My bathrobe is deliciously warm after a very cold shower.

Sometimes the Internet gets used for kind and wonderful things.

Watching a video of Andrew Rannells singing "The Origin of Love." There's just something about this song that gets me every time.

There are some people I just really want to be happy. And when they are, I get happy.

I'm so thankful for in-laws who never pressure me to be what I'm not or measure up to a standard I'm not capable of.

Some days I wake up and just feel everything is overwhelmingly good. This is rare, but when it happens it is SO BEAUTIFUL.

Finding Christmas gifts I think the other person will like.

I finally FINALLY have a driver's license with my married name on it.

I might get to see some good friends over Christmas break that I haven't spent time with in several years. :-)

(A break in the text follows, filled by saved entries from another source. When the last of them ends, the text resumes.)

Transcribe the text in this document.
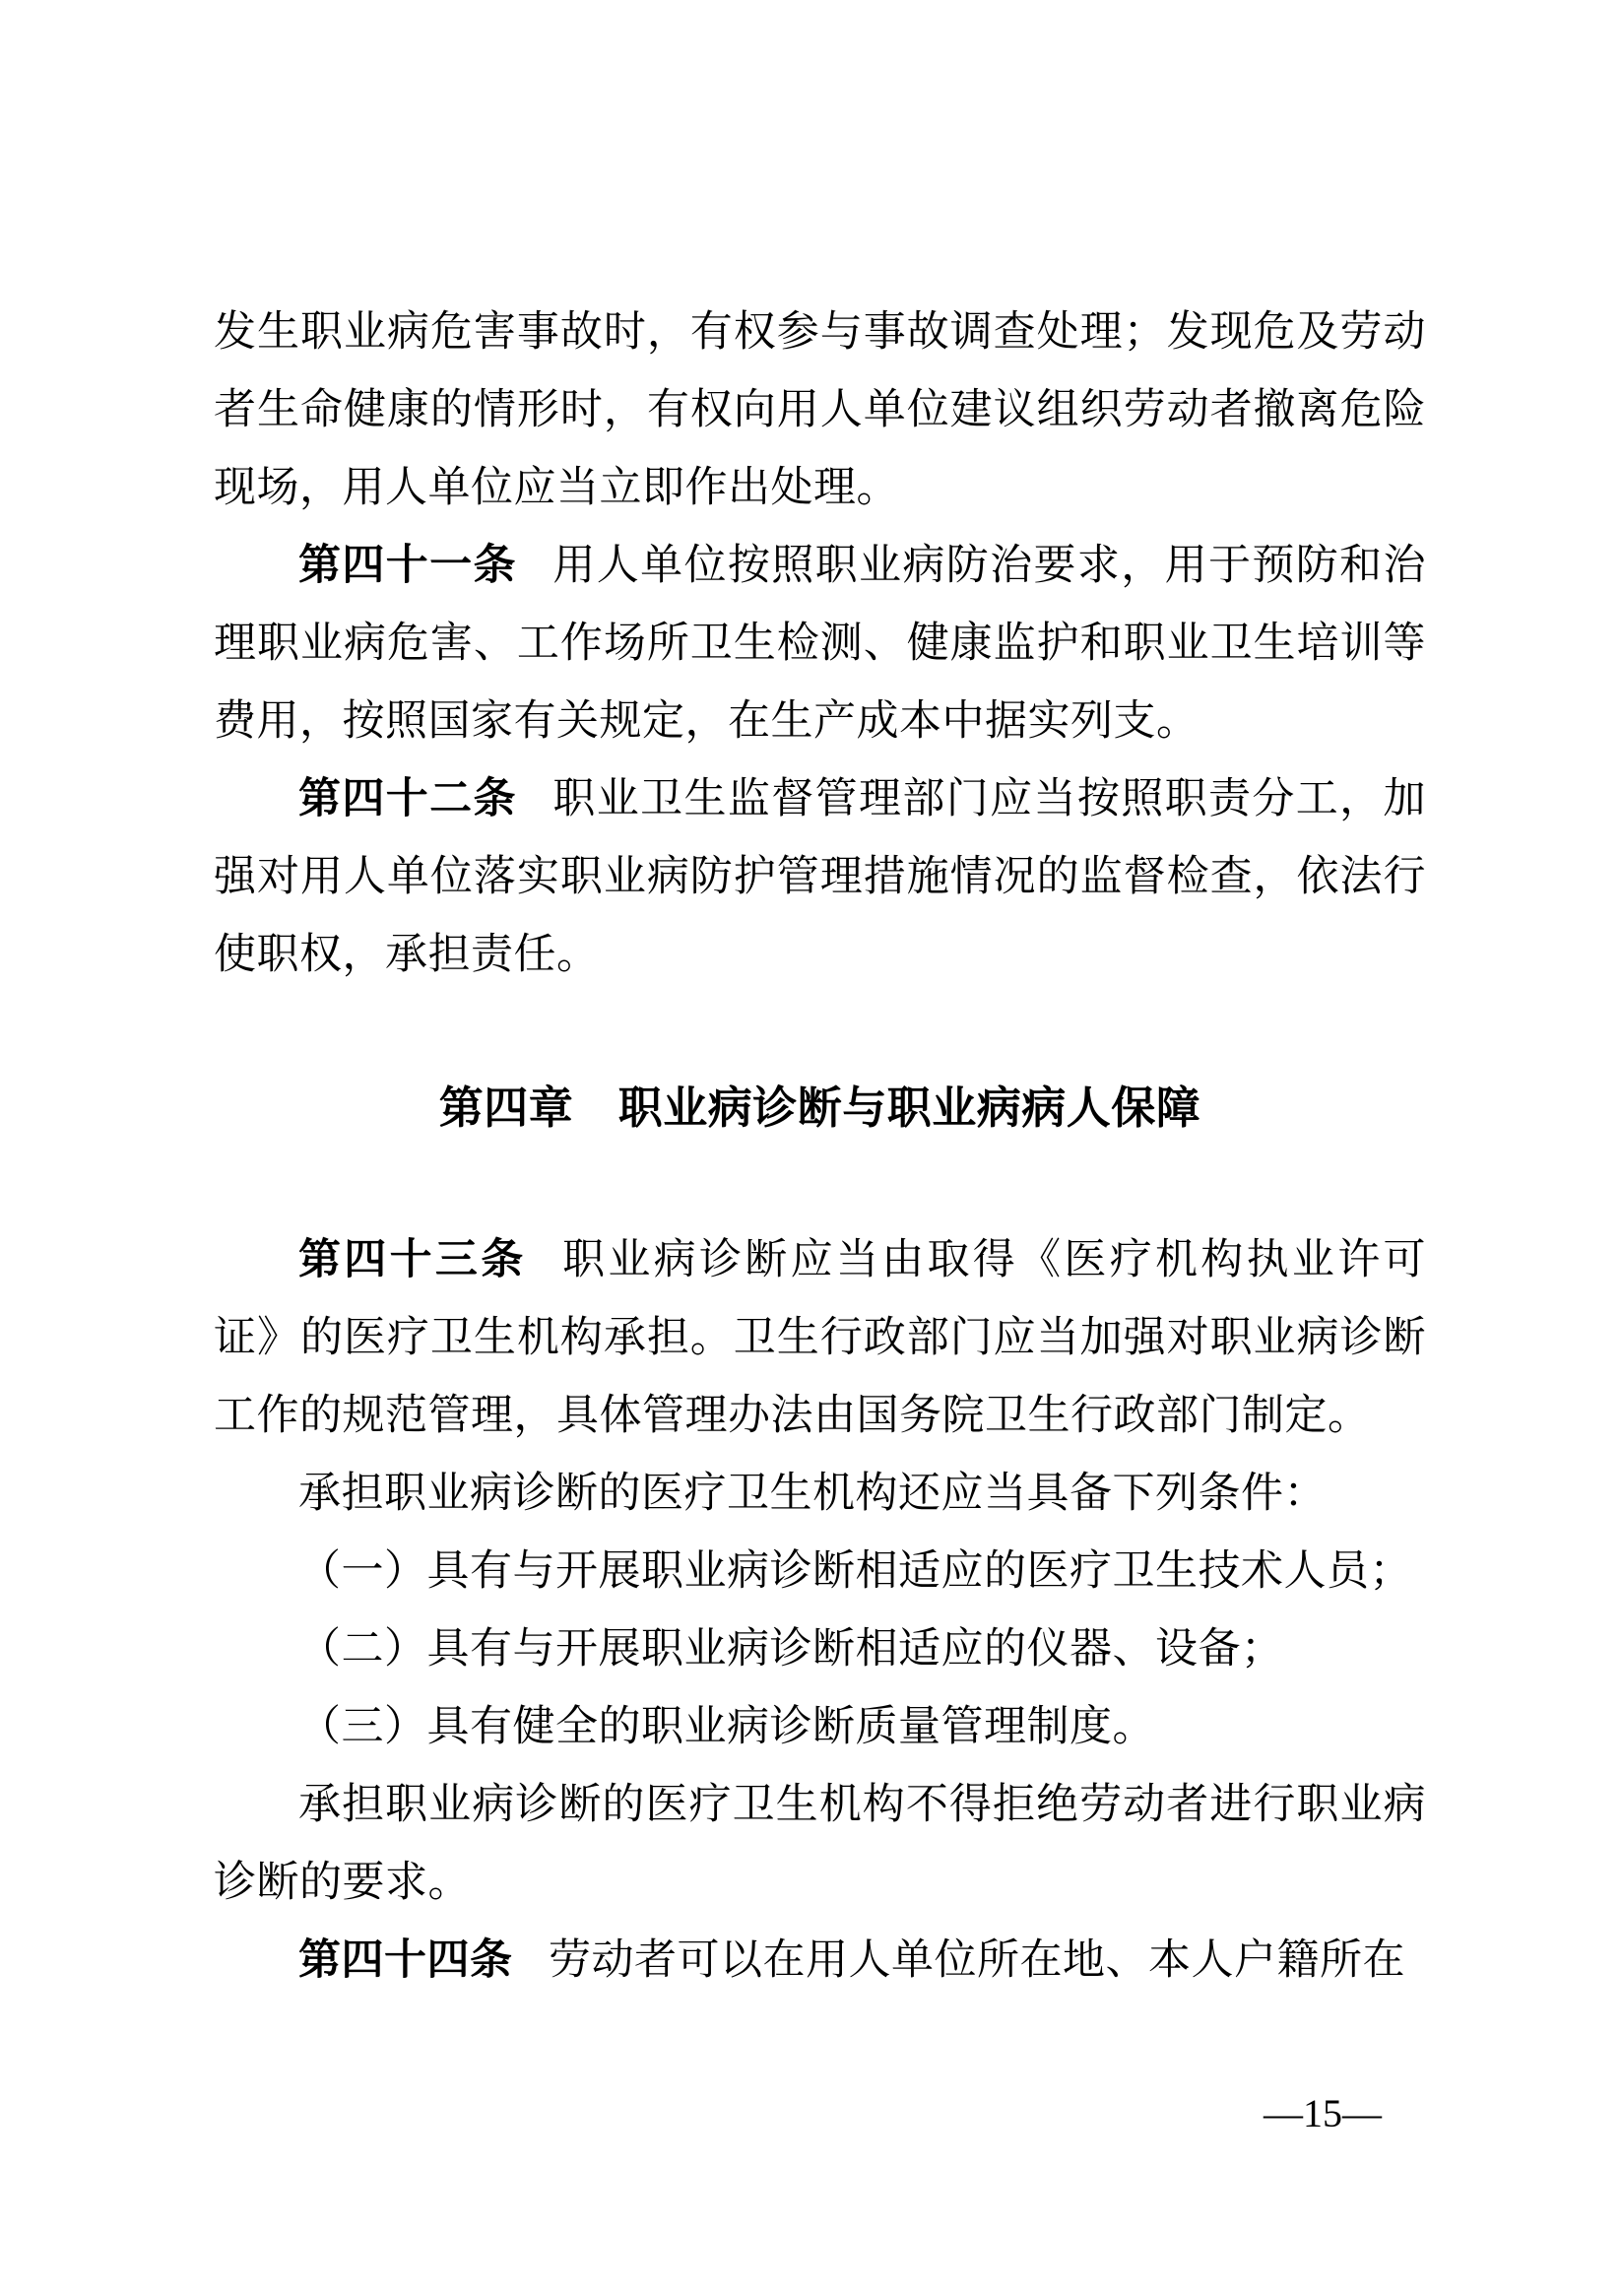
发生职业病危害事故时，有权参与事故调查处理；发现危及劳动者生命健康的情形时，有权向用人单位建议组织劳动者撤离危险现场，用人单位应当立即作出处理。

第四十一条 用人单位按照职业病防治要求，用于预防和治理职业病危害、工作场所卫生检测、健康监护和职业卫生培训等费用，按照国家有关规定，在生产成本中据实列支。

第四十二条 职业卫生监督管理部门应当按照职责分工，加强对用人单位落实职业病防护管理措施情况的监督检查，依法行使职权，承担责任。

第四章　职业病诊断与职业病病人保障

第四十三条 职业病诊断应当由取得《医疗机构执业许可证》的医疗卫生机构承担。卫生行政部门应当加强对职业病诊断工作的规范管理，具体管理办法由国务院卫生行政部门制定。

承担职业病诊断的医疗卫生机构还应当具备下列条件：

（一）具有与开展职业病诊断相适应的医疗卫生技术人员；

（二）具有与开展职业病诊断相适应的仪器、设备；

（三）具有健全的职业病诊断质量管理制度。

承担职业病诊断的医疗卫生机构不得拒绝劳动者进行职业病诊断的要求。

第四十四条 劳动者可以在用人单位所在地、本人户籍所在

—15—
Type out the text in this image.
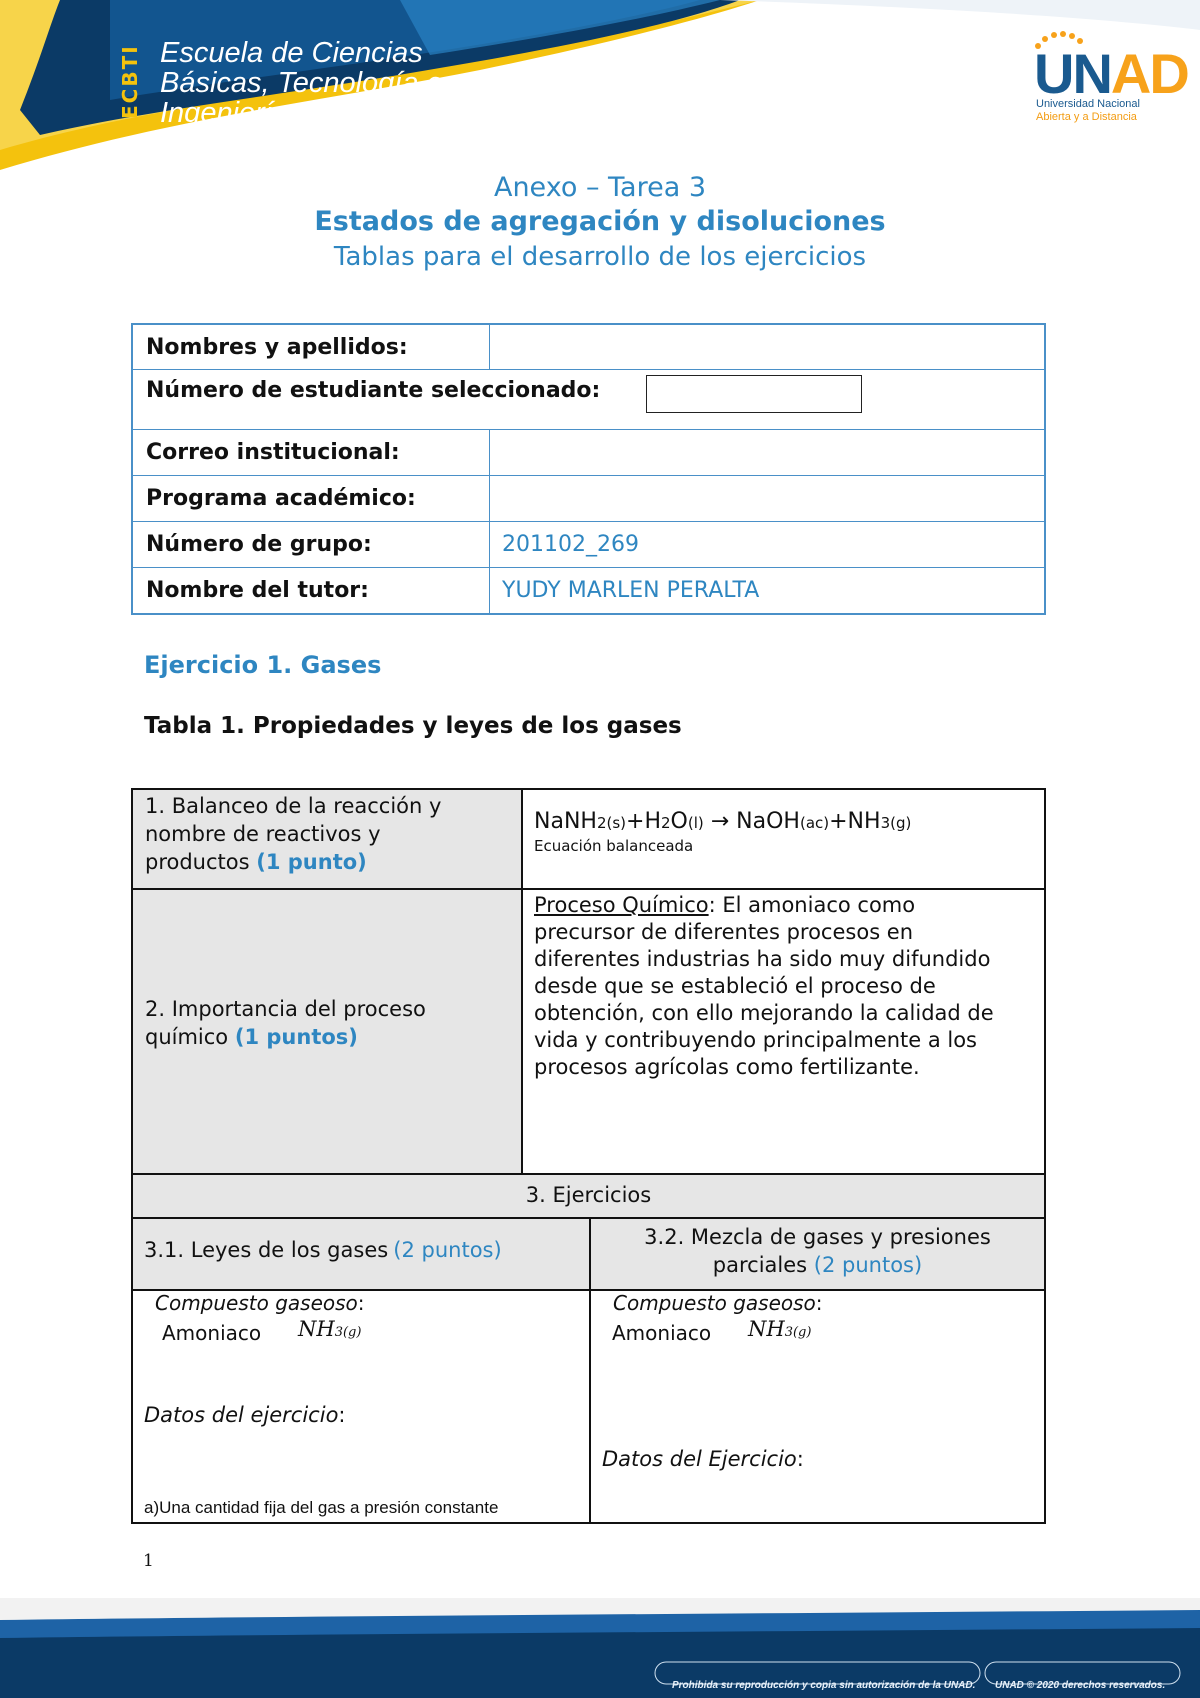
ECBTI Escuela de Ciencias
Básicas, Tecnología e
Ingeniería
UNAD
Universidad Nacional
Abierta y a Distancia
Anexo – Tarea 3
Estados de agregación y disoluciones
Tablas para el desarrollo de los ejercicios
Nombres y apellidos:
Número de estudiante seleccionado:
Correo institucional:
Programa académico:
Número de grupo:	201102_269
Nombre del tutor:	YUDY MARLEN PERALTA
Ejercicio 1. Gases
Tabla 1. Propiedades y leyes de los gases
1. Balanceo de la reacción y
nombre de reactivos y
productos (1 punto)
NaNH2(s)+H2O(l) → NaOH(ac)+NH3(g)
Ecuación balanceada
2. Importancia del proceso
químico (1 puntos)
Proceso Químico: El amoniaco como
precursor de diferentes procesos en
diferentes industrias ha sido muy difundido
desde que se estableció el proceso de
obtención, con ello mejorando la calidad de
vida y contribuyendo principalmente a los
procesos agrícolas como fertilizante.
3. Ejercicios
3.1. Leyes de los gases (2 puntos)
3.2. Mezcla de gases y presiones
parciales (2 puntos)
Compuesto gaseoso:
Amoniaco NH3(g)
Datos del ejercicio:
a)Una cantidad fija del gas a presión constante
Compuesto gaseoso:
Amoniaco NH3(g)
Datos del Ejercicio:
1
Prohibida su reproducción y copia sin autorización de la UNAD. UNAD © 2020 derechos reservados.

When my Enbrel injection barely hurts at all. Like today. That was a fun surprise.

Christmas is soon :-)

That cheese pasta bake Jacob makes sometimes is super delicious.

Texting Bethany back and forth as the family Christmas shops. Makes me feel a little bit like I'm back home.

Getting tricky medication refill stuff figured out SO much faster than I anticipated. I'll be back on meds by Monday!

Gas is $1.99 today! I can't even remember the last time I saw it that cheap.

Jacob made me French toast just because I casually mentioned I loved it. I love the man I married.

Little kids getting Christmas gifts. I may not want kids of my own, but there's something magical about their surprise and delight.

Finding the exact words for what I want to say and feeling I said it well.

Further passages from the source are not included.